Examples of Chicagohenge [Images from Ken Ilio’s Uncommon Photographers].

No matter where you are, there is probably an opportunity to use your city as a henge for photographing the ever-changing motion of the Sun.  Even small towns, like Vankleek Hill, Ontario.  The town is about half-way between Ottawa and Montreal, and has a population of only about 2000 people. The grid is laid out canted to the compass points, roughly parallel to the drainage from Lake Ontario into the Gulf of Saint Lawrence.  It’s just enough to line up with the Sun on the solstices, captured in this image by Gabriel Landriault.

(L) The street grid in Vankleek Hill, Ontario is canted about 20 degrees to an east-west line. (R) A summer solstice along Vankleek Hill’s streets [image by Gabriel Landriault].

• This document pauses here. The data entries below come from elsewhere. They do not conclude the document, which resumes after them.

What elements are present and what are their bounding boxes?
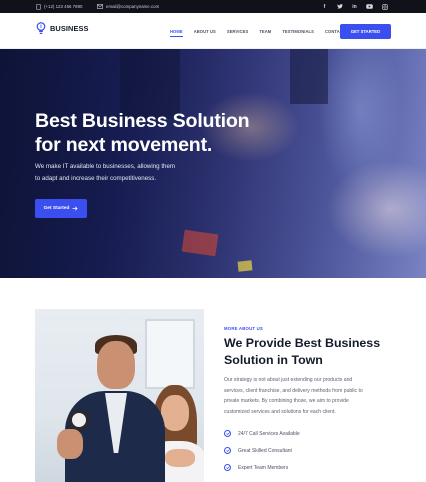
hero-title: Best Business Solution for next movement… [35, 109, 275, 157]
main-navigation: BUSINESS HOME ABOUT US SERVICES TEAM TES… [0, 13, 426, 49]
check-circle-icon [224, 447, 231, 454]
hero-section: Best Business Solution for next movement… [0, 49, 426, 278]
hero-subtitle-line1: We make IT available to businesses, allo… [35, 163, 176, 170]
feature-list: 24/7 Call Services Available Great Skill… [224, 425, 300, 476]
hero-subtitle: We make IT available to businesses, allo… [35, 161, 205, 185]
lightbulb-icon [36, 22, 46, 34]
nav-item-about-us[interactable]: ABOUT US [194, 29, 216, 34]
nav-menu: HOME ABOUT US SERVICES TEAM TESTIMONIALS… [170, 13, 356, 49]
get-started-hero-button[interactable]: Get Started [35, 199, 87, 218]
about-image [35, 309, 204, 482]
about-image-man-face [97, 341, 135, 389]
about-title: We Provide Best Business Solution in Tow… [224, 335, 404, 369]
phone-number: (+12) 123 456 7890 [44, 4, 83, 9]
feature-item: Expert Team Members [224, 459, 300, 476]
about-title-line1: We Provide Best Business [224, 336, 381, 350]
brand-logo[interactable]: BUSINESS [36, 22, 89, 35]
get-started-nav-button[interactable]: GET STARTED [340, 24, 391, 39]
check-circle-icon [224, 464, 231, 471]
nav-item-testimonials[interactable]: TESTIMONIALS [282, 29, 314, 34]
linkedin-icon[interactable]: in [351, 3, 358, 10]
about-image-man-hand [57, 429, 83, 459]
get-started-label: Get Started [43, 206, 70, 211]
about-tag: MORE ABOUT US [224, 326, 263, 331]
feature-label: Expert Team Members [238, 464, 289, 471]
nav-item-team[interactable]: TEAM [259, 29, 271, 34]
social-links: f in [321, 0, 388, 13]
feature-item: 24/7 Call Services Available [224, 425, 300, 442]
check-circle-icon [224, 430, 231, 437]
about-text-line: services, client franchise, and delivery… [224, 387, 363, 394]
facebook-icon[interactable]: f [321, 3, 328, 10]
instagram-icon[interactable] [381, 3, 388, 10]
about-image-window [145, 319, 195, 389]
feature-item: Great Skilled Consultant [224, 442, 300, 459]
about-text-line: Our strategy is not about just extending… [224, 377, 353, 383]
nav-item-home[interactable]: HOME [170, 29, 183, 37]
about-image-woman-hands [165, 449, 195, 467]
top-bar: (+12) 123 456 7890 email@companyname.com… [0, 0, 426, 13]
twitter-icon[interactable] [336, 3, 343, 10]
feature-label: 24/7 Call Services Available [238, 430, 300, 437]
about-description: Our strategy is not about just extending… [224, 375, 394, 417]
about-text-line: customized services and solutions for ea… [224, 408, 336, 415]
phone-contact[interactable]: (+12) 123 456 7890 [36, 0, 82, 13]
arrow-right-icon [72, 206, 78, 211]
hero-subtitle-line2: to adapt and increase their competitiven… [35, 175, 157, 182]
email-contact[interactable]: email@companyname.com [97, 0, 159, 13]
about-title-line2: Solution in Town [224, 353, 323, 367]
phone-icon [36, 3, 41, 10]
hero-title-line1: Best Business Solution [35, 110, 250, 132]
youtube-icon[interactable] [366, 3, 373, 10]
nav-item-services[interactable]: SERVICES [227, 29, 248, 34]
email-address: email@companyname.com [106, 4, 160, 9]
hero-title-line2: for next movement. [35, 134, 213, 156]
feature-label: Great Skilled Consultant [238, 447, 292, 454]
brand-name: BUSINESS [50, 24, 89, 33]
about-image-headphones [68, 409, 90, 431]
about-text-line: private markets. By combining those, we … [224, 398, 349, 405]
about-image-woman-face [161, 395, 189, 431]
mail-icon [97, 4, 103, 9]
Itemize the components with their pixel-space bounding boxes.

The Vankleek Hill picture hints at another point in this whole game.  The streets in Vankleek Hill are only canted 20 degrees or so from east-west, whereas the Sun is a bit farther north on the solstice, so is not perfectly aligned in this case.  But there is some day during the year when it is aligned!  This is a subtlety that was hinted at by our horizon calendars — the Sun is always on the move, marching up and down the horizon.  On the soltices and the equinoxes it is in a definite, predictable location on the horizon.  But with some careful planning, observations, and simulation (such as with a planetarium simulator like Stellarium), you can figure out when the sunrise and sunset will line up with the streets in your own town.

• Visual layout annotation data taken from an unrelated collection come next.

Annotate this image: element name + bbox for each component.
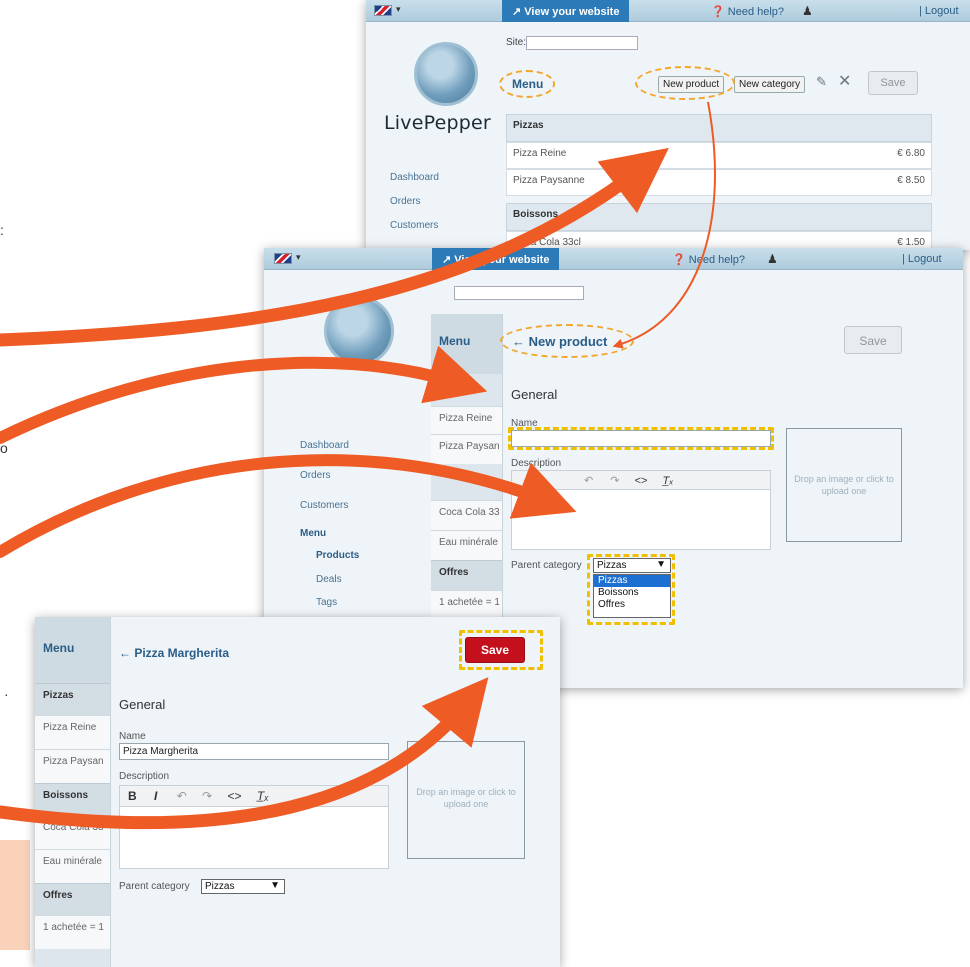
name-input-highlight xyxy=(508,427,774,450)
code-icon[interactable]: <> xyxy=(635,475,648,487)
product-row-pizza-reine[interactable]: Pizza Reine € 6.80 xyxy=(506,142,932,169)
section-general: General xyxy=(119,697,166,712)
dropdown-arrow-icon: ▼ xyxy=(270,880,280,891)
name-label: Name xyxy=(119,731,146,742)
description-label: Description xyxy=(511,458,562,469)
italic-icon[interactable]: I xyxy=(154,789,157,803)
nav-tags[interactable]: Tags xyxy=(316,597,337,608)
cut-text-dot: · xyxy=(4,686,9,702)
category-row-pizzas[interactable]: Pizzas xyxy=(506,114,932,142)
menu-side-header: Menu xyxy=(35,617,110,683)
parent-category-label: Parent category xyxy=(119,881,190,892)
nav-orders[interactable]: Orders xyxy=(300,470,331,481)
image-dropzone[interactable]: Drop an image or click to upload one xyxy=(407,741,525,859)
description-editor[interactable] xyxy=(511,490,771,550)
save-button[interactable]: Save xyxy=(868,71,918,95)
brand-name: LivePepper xyxy=(384,112,491,134)
logout-link[interactable]: | Logout xyxy=(902,253,942,265)
side-item-pizza-reine[interactable]: Pizza Reine xyxy=(431,406,502,434)
pencil-icon[interactable]: ✎ xyxy=(816,74,827,90)
side-cat-pizzas[interactable]: Pizzas xyxy=(35,683,110,715)
nav-menu[interactable]: Menu xyxy=(300,528,326,539)
help-link[interactable]: ❓ Need help? xyxy=(672,253,745,266)
uk-flag-icon[interactable] xyxy=(374,5,392,16)
clear-format-icon[interactable]: T̲ₓ xyxy=(257,789,269,803)
description-label: Description xyxy=(119,771,170,782)
product-price: € 1.50 xyxy=(897,237,925,248)
view-website-button[interactable]: ↗ View your website xyxy=(502,0,630,22)
product-price: € 6.80 xyxy=(897,148,925,159)
nav-customers[interactable]: Customers xyxy=(300,500,348,511)
code-icon[interactable]: <> xyxy=(228,789,242,803)
logout-link[interactable]: | Logout xyxy=(919,5,959,17)
form-title-highlight xyxy=(500,324,634,358)
side-cat-offres[interactable]: Offres xyxy=(431,560,502,590)
undo-icon[interactable]: ↶ xyxy=(177,789,187,803)
description-editor[interactable] xyxy=(119,807,389,869)
new-category-button[interactable]: New category xyxy=(734,76,806,93)
new-product-highlight xyxy=(635,66,735,100)
orange-edge-strip xyxy=(0,840,30,950)
product-row-pizza-paysanne[interactable]: Pizza Paysanne € 8.50 xyxy=(506,169,932,196)
chevron-down-icon[interactable]: ▾ xyxy=(396,4,401,15)
view-website-button[interactable]: ↗ View your website xyxy=(432,248,560,270)
cut-text-colon: : xyxy=(0,222,4,238)
redo-icon[interactable]: ↷ xyxy=(202,789,212,803)
name-input[interactable]: Pizza Margherita xyxy=(119,743,389,760)
uk-flag-icon[interactable] xyxy=(274,253,292,264)
screen-menu-list: ▾ ↗ View your website ❓ Need help? ♟ | L… xyxy=(366,0,970,250)
editor-toolbar: ↶ ↷ <> T̲ₓ xyxy=(511,470,771,490)
side-item-pizza-reine[interactable]: Pizza Reine xyxy=(35,715,110,749)
product-price: € 8.50 xyxy=(897,175,925,186)
save-button[interactable]: Save xyxy=(844,326,902,354)
bold-icon[interactable]: B xyxy=(128,789,137,803)
parent-category-label: Parent category xyxy=(511,560,582,571)
livepepper-logo-icon xyxy=(324,296,394,366)
help-link[interactable]: ❓ Need help? xyxy=(711,5,784,18)
form-title[interactable]: ← Pizza Margherita xyxy=(119,646,229,660)
side-cat-offres[interactable]: Offres xyxy=(35,883,110,915)
cut-text-o: o xyxy=(0,440,8,456)
close-icon[interactable]: ✕ xyxy=(838,71,851,91)
side-item-pizza-paysanne[interactable]: Pizza Paysan xyxy=(431,434,502,464)
user-icon[interactable]: ♟ xyxy=(802,4,813,18)
chevron-down-icon[interactable]: ▾ xyxy=(296,252,301,263)
redo-icon[interactable]: ↷ xyxy=(610,475,619,487)
side-item-eau[interactable]: Eau minérale xyxy=(431,530,502,560)
menu-side-column: Menu Pizzas Pizza Reine Pizza Paysan Boi… xyxy=(35,617,111,967)
save-button-highlight xyxy=(459,630,543,670)
side-item-offer[interactable]: 1 achetée = 1 xyxy=(35,915,110,949)
top-bar: ▾ ↗ View your website ❓ Need help? ♟ | L… xyxy=(366,0,970,22)
parent-category-select[interactable]: Pizzas ▼ xyxy=(201,879,285,894)
site-input[interactable] xyxy=(454,286,584,300)
undo-icon[interactable]: ↶ xyxy=(584,475,593,487)
menu-side-header: Menu xyxy=(431,314,502,374)
screen-edit-product: Menu Pizzas Pizza Reine Pizza Paysan Boi… xyxy=(35,617,560,967)
nav-products[interactable]: Products xyxy=(316,550,359,561)
nav-customers[interactable]: Customers xyxy=(390,220,438,231)
side-item-pizza-paysanne[interactable]: Pizza Paysan xyxy=(35,749,110,783)
side-cat-boissons[interactable]: Boissons xyxy=(35,783,110,815)
side-item-coca[interactable]: Coca Cola 33 xyxy=(35,815,110,849)
top-bar: ▾ ↗ View your website ❓ Need help? ♟ | L… xyxy=(264,248,963,270)
parent-category-highlight xyxy=(587,554,675,625)
site-input[interactable] xyxy=(526,36,638,50)
nav-deals[interactable]: Deals xyxy=(316,574,342,585)
site-label: Site: xyxy=(506,37,527,48)
side-item-offer[interactable]: 1 achetée = 1 xyxy=(431,590,502,620)
side-item-coca[interactable]: Coca Cola 33 xyxy=(431,500,502,530)
nav-dashboard[interactable]: Dashboard xyxy=(390,172,439,183)
nav-orders[interactable]: Orders xyxy=(390,196,421,207)
side-item-eau[interactable]: Eau minérale xyxy=(35,849,110,883)
nav-dashboard[interactable]: Dashboard xyxy=(300,440,349,451)
menu-highlight xyxy=(499,70,555,98)
livepepper-logo-icon xyxy=(414,42,478,106)
category-row-boissons[interactable]: Boissons xyxy=(506,203,932,231)
clear-format-icon[interactable]: T̲ₓ xyxy=(662,475,673,487)
section-general: General xyxy=(511,387,558,402)
editor-toolbar: B I ↶ ↷ <> T̲ₓ xyxy=(119,785,389,807)
image-dropzone[interactable]: Drop an image or click to upload one xyxy=(786,428,902,542)
user-icon[interactable]: ♟ xyxy=(767,252,778,266)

An example simulation of sunrise and sunset from the Adler Planetarium on the Spring Equniox, using StarryNight desktop planetarium software.

The truth is, it is not a life and death matter if I don’t pay attention to the daily motion of the Sun and use that information to lead a subsistence, agrarian lifestyle.  I have a calendar, the Farmer’s Almanac, and Google to tell me when to plant my snap peas.  I can really just do astronomy for fun — because it is cool, and it lets me capture some beautiful pictures that I can use to impress my friends and woo members of the opposite sex.

The Spring Equinox is just around the corner!  So go out with your cell phone and catch a sunrise or a sunset, directly down your nearest East-West street. Make sure you tweet the picture to the rest of us, so we know it is spring and can start to think about planting our gardens; strawberry season is on its way!